The repair-guy came in a fixed a major water leak in the replacement refrigerator which, he said, should do the trick. But the next day it was still at 50 degrees so I complained again and, sick of my whining, the handyman (who outsources his appliance repair so it's not the same guy) came by and gave me an actually new refrigerator. Yay!
In retrospect, the replacement refrigerator was technically working correctly. The compressor was pumping out cold air, but with an underpowered fan dribbling it in and a leaky door seal letting it right back out again it may have just been approaching a new equilibrium in the safe temperature zone very slowly. Or maybe not. I can't say I care much at this point and I'm sure they can find a tenant who'll use it mainly to store vodka and mixers who won't mind if it's a little warm.
I've been off restocking and slowly getting back into the cooking mode. Now that I don't have a regular audience of people trying to figure out what to do with their CSA share I have to raise the bar on how interesting a dish has to be to be post-worthy.
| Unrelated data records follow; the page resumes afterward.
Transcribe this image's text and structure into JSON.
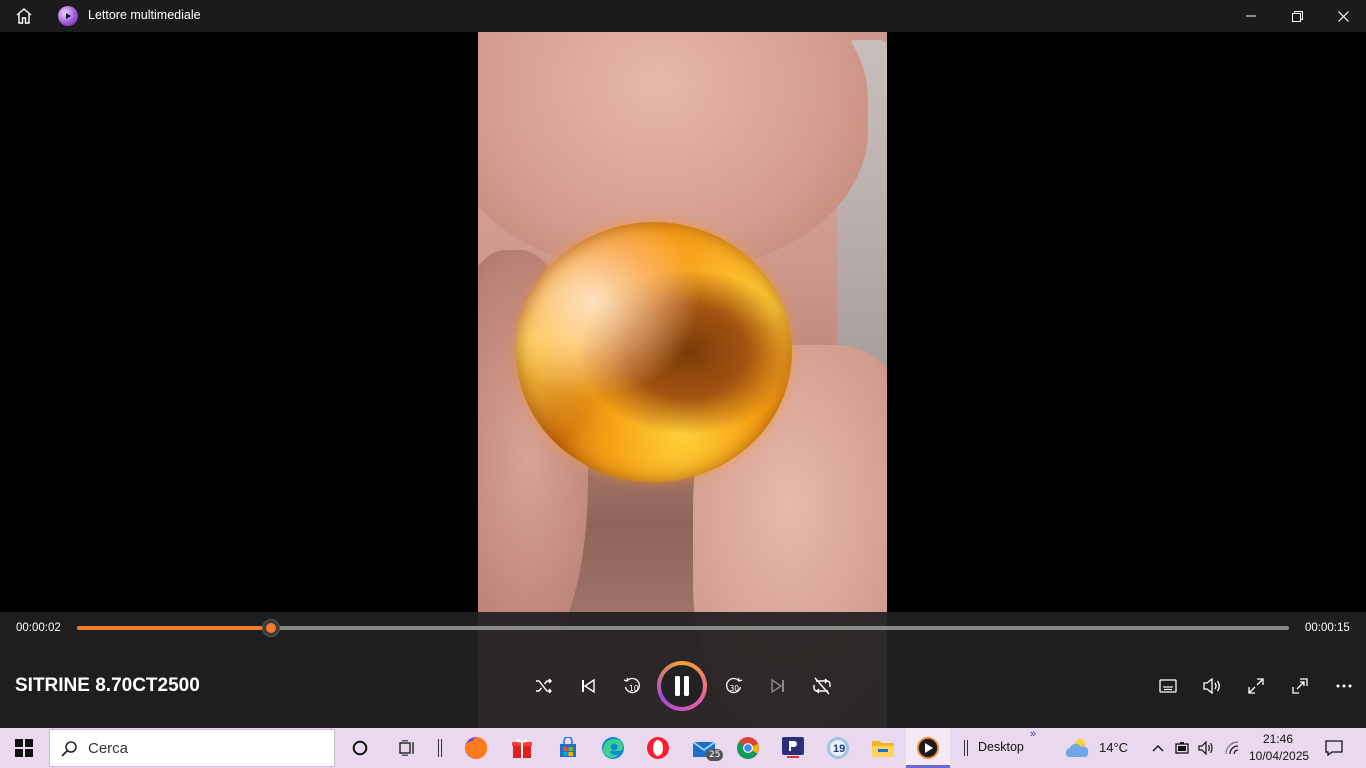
{
  "window": {
    "title": "Lettore multimediale"
  },
  "player": {
    "current_time": "00:00:02",
    "duration": "00:00:15",
    "progress": 0.16,
    "media_title": "SITRINE 8.70CT2500"
  },
  "taskbar": {
    "search_placeholder": "Cerca",
    "desktop_label": "Desktop",
    "weather_temp": "14°C",
    "clock_time": "21:46",
    "clock_date": "10/04/2025",
    "mail_badge": "25",
    "calendar_day": "19"
  },
  "colors": {
    "accent": "#f27a2c",
    "titlebar": "#1b1b1b",
    "taskbar": "#ead9ee"
  }
}
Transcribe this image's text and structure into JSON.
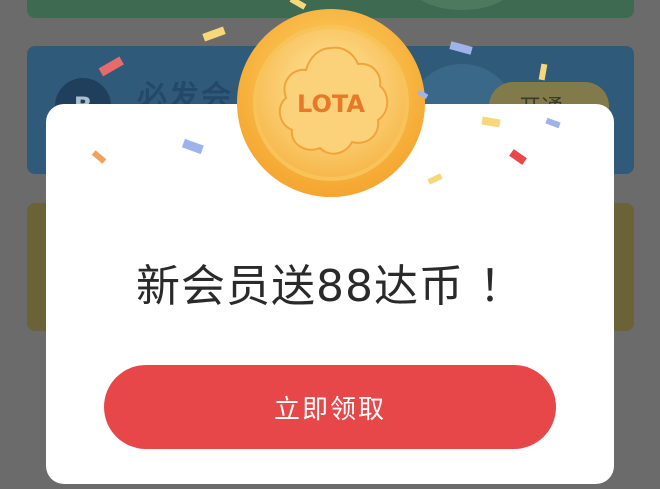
{
  "background": {
    "card_title": "必发会",
    "card_badge": "B",
    "card_button": "开通"
  },
  "coin": {
    "logo_text": "LOTA"
  },
  "modal": {
    "title": "新会员送88达币 ！",
    "claim_button": "立即领取"
  },
  "colors": {
    "accent_red": "#e8474a",
    "coin_gold": "#f6b444",
    "modal_bg": "#ffffff"
  }
}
After this post, anyway; this post is mainly human interest.
I decided to try using the multi-grain blend I had such trouble with a while back. Since then I learned that adding salt to whole grains makes them take forever to cook and I figured that must have been my problem. It still didn't come out right this time around, but it did come closer. The baby garbanzos were less undercooked and the Israeli couscous less overcooked at the ten minute mark. Unfortunately, not salting meant that the pasta--the couscous and the orzo--tasted pretty crummy. If any of you have forgotten to salt your pasta water you know that salting afterwards doesn't entirely fix the problem. Plus I didn't get to toast the couscous which is an important step in building flavors. I stirred in shrimp, prosciutto and a bit of onion sautéed in olive oil and seasoned with smoked paprika and thyme and I ended up with an OK dish, but it could have been a lot better. I'm done with ill-conceived grain blends.
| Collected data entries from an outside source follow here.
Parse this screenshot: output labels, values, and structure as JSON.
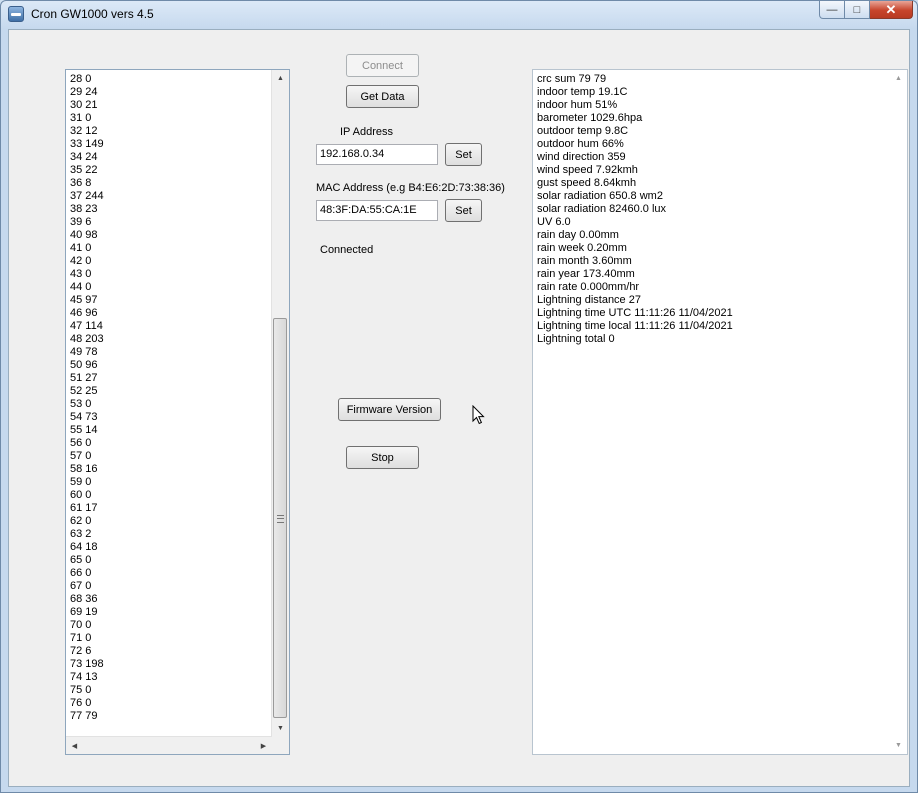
{
  "window": {
    "title": "Cron GW1000 vers 4.5",
    "controls": {
      "minimize": "—",
      "maximize": "□",
      "close": "✕"
    }
  },
  "left_list": {
    "items": [
      "28 0",
      "29 24",
      "30 21",
      "31 0",
      "32 12",
      "33 149",
      "34 24",
      "35 22",
      "36 8",
      "37 244",
      "38 23",
      "39 6",
      "40 98",
      "41 0",
      "42 0",
      "43 0",
      "44 0",
      "45 97",
      "46 96",
      "47 114",
      "48 203",
      "49 78",
      "50 96",
      "51 27",
      "52 25",
      "53 0",
      "54 73",
      "55 14",
      "56 0",
      "57 0",
      "58 16",
      "59 0",
      "60 0",
      "61 17",
      "62 0",
      "63 2",
      "64 18",
      "65 0",
      "66 0",
      "67 0",
      "68 36",
      "69 19",
      "70 0",
      "71 0",
      "72 6",
      "73 198",
      "74 13",
      "75 0",
      "76 0",
      "77 79"
    ],
    "scroll_position": 0.62
  },
  "buttons": {
    "connect": "Connect",
    "get_data": "Get Data",
    "set_ip": "Set",
    "set_mac": "Set",
    "firmware_version": "Firmware Version",
    "stop": "Stop"
  },
  "ip": {
    "label": "IP Address",
    "value": "192.168.0.34"
  },
  "mac": {
    "label": "MAC Address (e.g B4:E6:2D:73:38:36)",
    "value": "48:3F:DA:55:CA:1E"
  },
  "status": "Connected",
  "data_lines": [
    "crc sum 79 79",
    "indoor temp 19.1C",
    "indoor hum 51%",
    "barometer 1029.6hpa",
    "outdoor temp 9.8C",
    "outdoor hum 66%",
    "wind direction 359",
    "wind speed 7.92kmh",
    "gust speed 8.64kmh",
    "solar radiation 650.8 wm2",
    "solar radiation 82460.0 lux",
    "UV 6.0",
    "rain day 0.00mm",
    "rain week 0.20mm",
    "rain month 3.60mm",
    "rain year 173.40mm",
    "rain rate 0.000mm/hr",
    "Lightning distance 27",
    "Lightning time UTC 11:11:26 11/04/2021",
    "Lightning time local 11:11:26 11/04/2021",
    "Lightning total 0"
  ]
}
Another not quite note-worthy dish I made this week is beer battered chicken gizzards, squash, eggplant and mushrooms. The main goal here was to use some of the surviving CSA vegetables before they finally started rotting. Looking around at the various beer batter recipes I settled on this interesting one that calls for separating an egg and folding a meringue into the batter. One egg white is too little to beat in the mixer so I had to do it by hand. I think I managed a pretty good job considering and the batter ended up nicely light and fluffy. Briefly. The first batch turned out beautifully, but the process of coating the chicken and vegetables burst the bubbles pretty quick. I'll use a recipe with baking powder next time. The batter is yellowish because I used the Gullah-style seasoning mix I picked up in South Carolina a while back. I was going to recommend taht you mail order it from the Gullah Cuisine website and I think you should because it's just what southern fried chicken is supposed to taste like, but you can't. Sorry. I had a few different dips planned but I didn't make any because I didn't want to mask the flavor.
And I made another loaf of no-knead bread and once again I screwed it up. I keep forgetting to adjust for the humid Miami weather and make it too wet to support its weight when it rises. It's tasty (as I add whole wheat and rye flour) but it's dense and too flat to make a sandwich with. It's still good for croûtons and at least I've figured out the problem. Next time I'll do better.
I also made an ice cream, but that deserves its own post so more on that later.